Kaggle Galaxy Classification


(Rob Harrand) #1

Hi all,

I’m currently on week 2 (part 1 deep learning), and have started to look at applying what’s been covered so far to the Kaggle ‘Galaxy Zoo’ challenge. The problem I have is that the training data, rather than having a binary classification, has 37 probabilities, reflecting different classifications and features, as per the competition guidelines. With the dogsvscats work, the training data was divided into folders that represented the class, but that’s not possible here. Has anyone tackled this issue and if so, could you give me any hints as to how to tell keras about these training labels, and how to consequently get the predict functions to output 37 different probabilities per image.

This is all new to me, so I’m sure I’m missing something pretty basic. Thanks.


"Guided" machine learning?
(Florian Peter) #2

Hi @tentotheminus9,

We’re currently in the same boat. Decided to give it about 2 hours, before moving on to Week 3, and I didn’t get very far.

Found this thread with some interesting insights, and I’m also guessing that we need to replace the flow_from_directory method with something more handcoded.

One crazy out-of-whack idea I just had to make it work with our existing toolset: instead of using 37 categories, turn it into a (37*10)=370 categories problem (with subdirectories for each), approximating the “correct” probability/weight of each of the 37 categories in steps of 0.1
Might work for a basic submission, but obviously can’t be a very good solution :wink:

Did you make any progress?


(Sean Lanning) #3

flow from directory should work fine. Change your loss function to categorical cross entropy from binary cross entropy, your activation function to softmax instead of sigmoid, and the number of dense outputs at the end from 1 to 37.


(Florian Peter) #4

Thx for your reply! How would I organize the training data folder-wise, with flow from directory? And can you give me a hint why caterogical cross entropy is better than binary cross entropy for this type of multi-label classification?


(Alex) #5

All the images are in the same package, I just don’t understand how can I classify them to split in directories, how did you do that?


(Florian Peter) #6

Hey @Alexev,

part 1 (2018) (the first 3 lessons) makes all of this a lot easier with the new fastai library.
I would love to have another take at Galaxies now, if time permits.
Let me know if you have questions!


(Florian Peter) #7

Just found the time to play with Galaxies!

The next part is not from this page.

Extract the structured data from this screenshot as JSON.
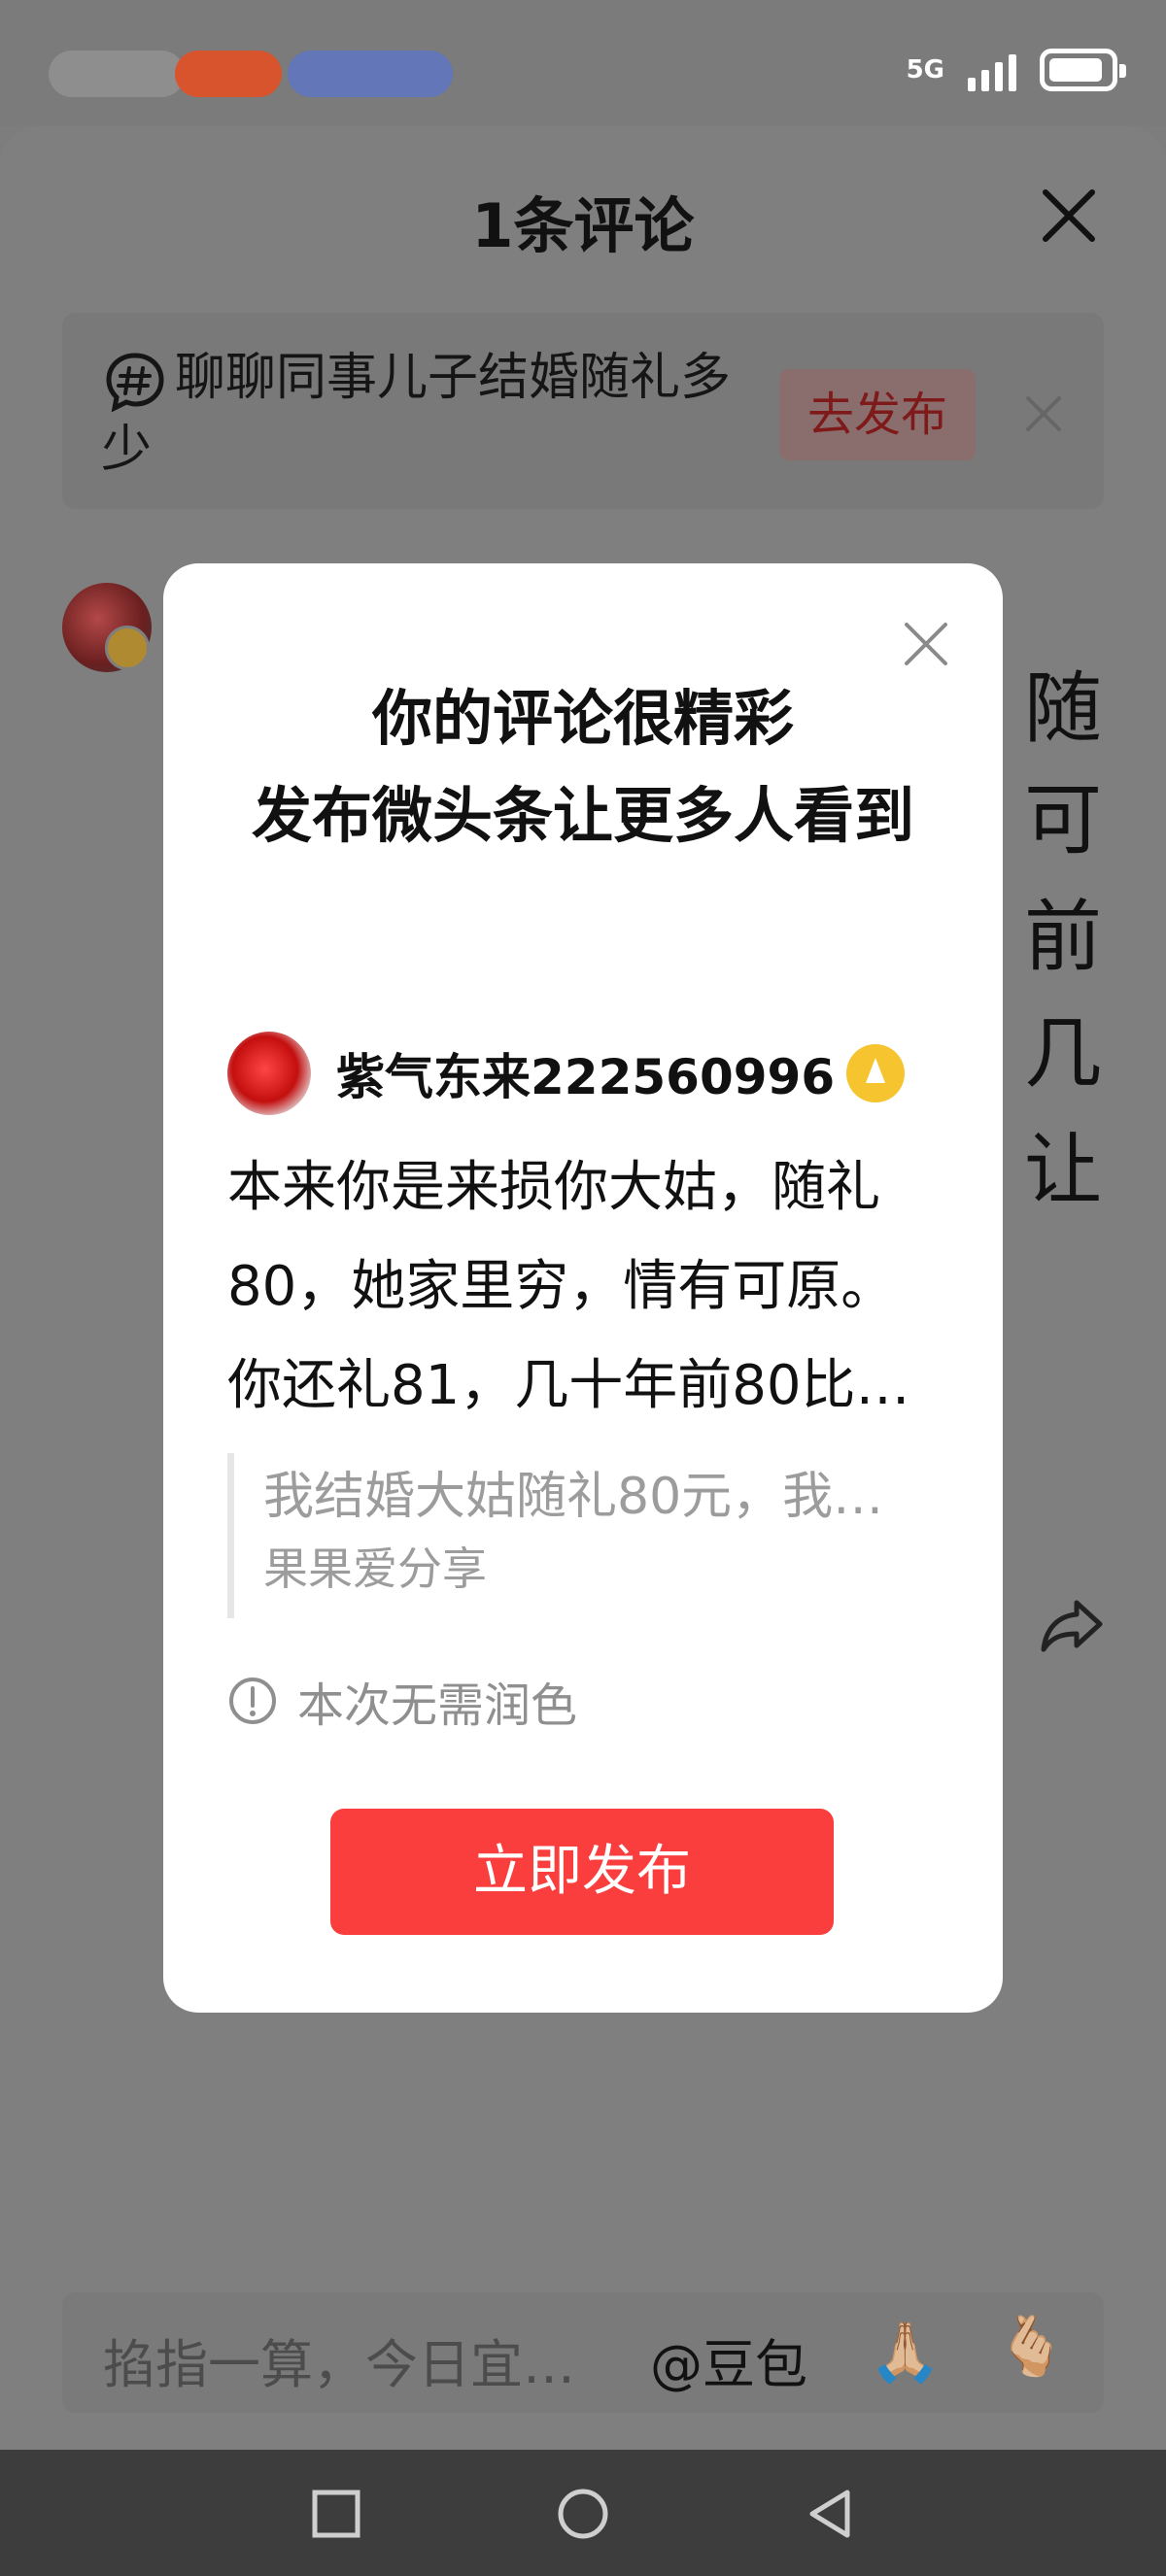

The ideas from the fastai notebooks work great here as well, already in top 50 and climbing. Will share my messy code here once done. Learning lots, especially as I had to play around with the DataLoader and metrics.

Ping me anytime if you can use some help getting started.


(John Wu) #8

I just started on this project (and I’ve completed up to lesson 4 in the first part of the course).

I tried predicting images using only the first classification question (i.e., only Class1.1, Class1.2, and Class1.3 corresponding respectively to featureless, featured/disk, artifact/star/other classes).

Beginning with a 32x32 image I can achieve about 83% accuracy, but when I transition to 64x64 or larger images I seem to hit a lower ceiling and I can’t get the network to learn any more. This occurs even when I cyclically anneal the learning rate. I’ve adapted code from the (working) dogbreeds data set, so I’m not sure why the network is failing here.

Do you have any tips for training on images of increasing sizes? Thank you!


(Florian Peter) #9

Hi @jwuphysics! Apologies, I’m quite bogged down and might be slow in replying these next few weeks. Here’s the code I used to get into the Top 7 a while back - very messy still :slight_smile:

Hope you find something useful, and let me know how it goes!


(John Wu) #10

Hey @farlion, I really appreciate you sharing your work! I’m learning a ton simply from observing your workflow :wink:

One of the big differences between my first attempt and yours is that I’m using a puny batchsize (about 8-16 compared to your 128) while using 4 or 8 workers (whereas you use 1). I’m running my code on a GTX 780 with 3GB RAM. This seems to affect my ability to find a good learning rate and so I was trying to train my net using a learning rate that was 2 orders of magnitude lower than what you selected.

Anyway, thank you for sharing this. I might prod you again if I have more substantive questions!